All summer we have heard reports that a special bipartisan group of six senators, handpicked by Baucus, was working on a deal. Having a conversation. Talking on the phone. Posting on each other's Facebook wall. Still, no bill and the definition of "bipartisan" shrank from 70 votes in the Senate to "Olympia Snowe seems to like it."

We do not know exactly what Sen. Snowe was thinking during the president's speech. Probably about the president's speech. She is really, really diligent.

It's always possible that the Republicans will come around a bit and at least be obstructionist in a more cheerful way. Although Wednesday night, when the TV cameras caught the House minority leader, John Boehner, he looked like he had just swallowed a cough drop.

Boehner got the day off to a fine start by telling reporters that he expected the president would "try to put lipstick on this pig and call it something else." It was a stunning development, suggesting that a new page in American politics was turning, one in which members of both parties could once again come together and toss around that lipstick-pig metaphor without being accused of a sexist attack on Sarah Palin.

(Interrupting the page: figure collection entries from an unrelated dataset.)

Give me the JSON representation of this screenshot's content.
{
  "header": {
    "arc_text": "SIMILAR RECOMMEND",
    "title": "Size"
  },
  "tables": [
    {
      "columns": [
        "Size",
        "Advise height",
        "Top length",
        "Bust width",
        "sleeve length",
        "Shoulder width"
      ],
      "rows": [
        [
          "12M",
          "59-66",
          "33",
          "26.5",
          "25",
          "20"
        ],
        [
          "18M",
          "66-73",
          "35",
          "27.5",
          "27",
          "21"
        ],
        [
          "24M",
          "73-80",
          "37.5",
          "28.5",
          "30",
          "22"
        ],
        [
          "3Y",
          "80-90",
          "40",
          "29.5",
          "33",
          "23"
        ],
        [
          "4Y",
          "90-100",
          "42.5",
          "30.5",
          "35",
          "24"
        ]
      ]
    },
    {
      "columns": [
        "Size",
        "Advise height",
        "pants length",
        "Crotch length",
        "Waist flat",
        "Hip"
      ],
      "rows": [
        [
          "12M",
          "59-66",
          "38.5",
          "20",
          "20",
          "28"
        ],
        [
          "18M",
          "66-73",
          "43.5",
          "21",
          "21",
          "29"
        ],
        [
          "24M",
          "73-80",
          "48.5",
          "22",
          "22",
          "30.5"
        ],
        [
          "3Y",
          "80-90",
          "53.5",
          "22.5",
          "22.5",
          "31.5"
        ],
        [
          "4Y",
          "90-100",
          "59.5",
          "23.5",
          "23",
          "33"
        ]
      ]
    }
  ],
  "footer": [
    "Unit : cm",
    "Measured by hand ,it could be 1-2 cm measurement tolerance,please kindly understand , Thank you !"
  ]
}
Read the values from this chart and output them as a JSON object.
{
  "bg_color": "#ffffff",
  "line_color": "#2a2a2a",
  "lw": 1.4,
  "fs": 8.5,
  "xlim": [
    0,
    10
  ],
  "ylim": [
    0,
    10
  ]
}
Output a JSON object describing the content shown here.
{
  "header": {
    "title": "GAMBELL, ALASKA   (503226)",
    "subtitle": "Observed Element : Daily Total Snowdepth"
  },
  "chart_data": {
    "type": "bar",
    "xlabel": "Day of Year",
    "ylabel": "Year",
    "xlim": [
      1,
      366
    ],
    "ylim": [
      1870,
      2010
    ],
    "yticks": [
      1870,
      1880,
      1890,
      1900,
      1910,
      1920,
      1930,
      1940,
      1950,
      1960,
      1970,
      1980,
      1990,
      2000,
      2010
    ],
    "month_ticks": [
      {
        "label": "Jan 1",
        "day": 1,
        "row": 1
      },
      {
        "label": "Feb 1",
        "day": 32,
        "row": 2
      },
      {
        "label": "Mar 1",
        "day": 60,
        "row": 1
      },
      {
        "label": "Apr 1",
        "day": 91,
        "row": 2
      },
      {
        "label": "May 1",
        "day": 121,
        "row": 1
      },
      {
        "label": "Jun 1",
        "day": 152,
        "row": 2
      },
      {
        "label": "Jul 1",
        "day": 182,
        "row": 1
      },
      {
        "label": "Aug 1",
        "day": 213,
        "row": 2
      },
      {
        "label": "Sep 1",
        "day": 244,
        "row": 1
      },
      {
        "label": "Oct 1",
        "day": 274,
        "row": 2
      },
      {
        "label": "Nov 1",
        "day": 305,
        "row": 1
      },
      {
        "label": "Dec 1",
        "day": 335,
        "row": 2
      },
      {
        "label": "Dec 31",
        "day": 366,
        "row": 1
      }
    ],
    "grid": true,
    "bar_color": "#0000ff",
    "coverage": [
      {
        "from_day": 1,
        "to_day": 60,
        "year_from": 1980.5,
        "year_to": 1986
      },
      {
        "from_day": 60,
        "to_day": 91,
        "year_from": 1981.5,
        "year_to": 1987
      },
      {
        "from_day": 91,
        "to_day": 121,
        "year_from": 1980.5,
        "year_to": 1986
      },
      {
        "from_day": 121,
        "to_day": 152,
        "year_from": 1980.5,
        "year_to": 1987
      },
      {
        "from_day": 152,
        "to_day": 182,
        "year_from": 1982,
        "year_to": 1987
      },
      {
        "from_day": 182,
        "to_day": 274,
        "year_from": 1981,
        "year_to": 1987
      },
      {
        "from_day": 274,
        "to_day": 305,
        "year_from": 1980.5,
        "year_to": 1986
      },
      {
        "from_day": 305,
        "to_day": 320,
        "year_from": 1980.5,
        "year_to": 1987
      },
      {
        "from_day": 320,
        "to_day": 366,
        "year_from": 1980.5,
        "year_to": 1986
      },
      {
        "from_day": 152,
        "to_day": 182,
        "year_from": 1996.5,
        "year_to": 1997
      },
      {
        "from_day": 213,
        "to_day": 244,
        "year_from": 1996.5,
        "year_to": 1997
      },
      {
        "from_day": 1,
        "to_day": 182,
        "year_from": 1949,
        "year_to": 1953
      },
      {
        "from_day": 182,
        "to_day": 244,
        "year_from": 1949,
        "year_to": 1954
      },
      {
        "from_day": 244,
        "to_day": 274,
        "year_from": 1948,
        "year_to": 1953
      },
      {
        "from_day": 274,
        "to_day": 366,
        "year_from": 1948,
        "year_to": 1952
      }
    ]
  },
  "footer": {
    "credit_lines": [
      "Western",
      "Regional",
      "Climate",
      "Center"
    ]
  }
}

The speech sounded fine to me, although I have to admit I'm still disappointed that Obama's people have not done enough to start interesting rumors on their side of the debate. "Safety and stability" is not quite as exciting as stories about old people being executed or registered Republicans being stripped of their Medicare.

So, I was hoping that the reform side would do some groundwork before the big address and start floating stories about how universal health care would save the car industry or combat hair loss.

I envisioned Robert Gibbs getting up at the next news conference and saying: "Look, I know it's all over the Web that under health care reform every family will get a new wide-screen plasma TV. It's just not so. That provision was merely proposed by the House Commerce Committee.

"However, I can confirm that the public option has been renamed the Captain Sully Sullenberger Julia Child Oprah option."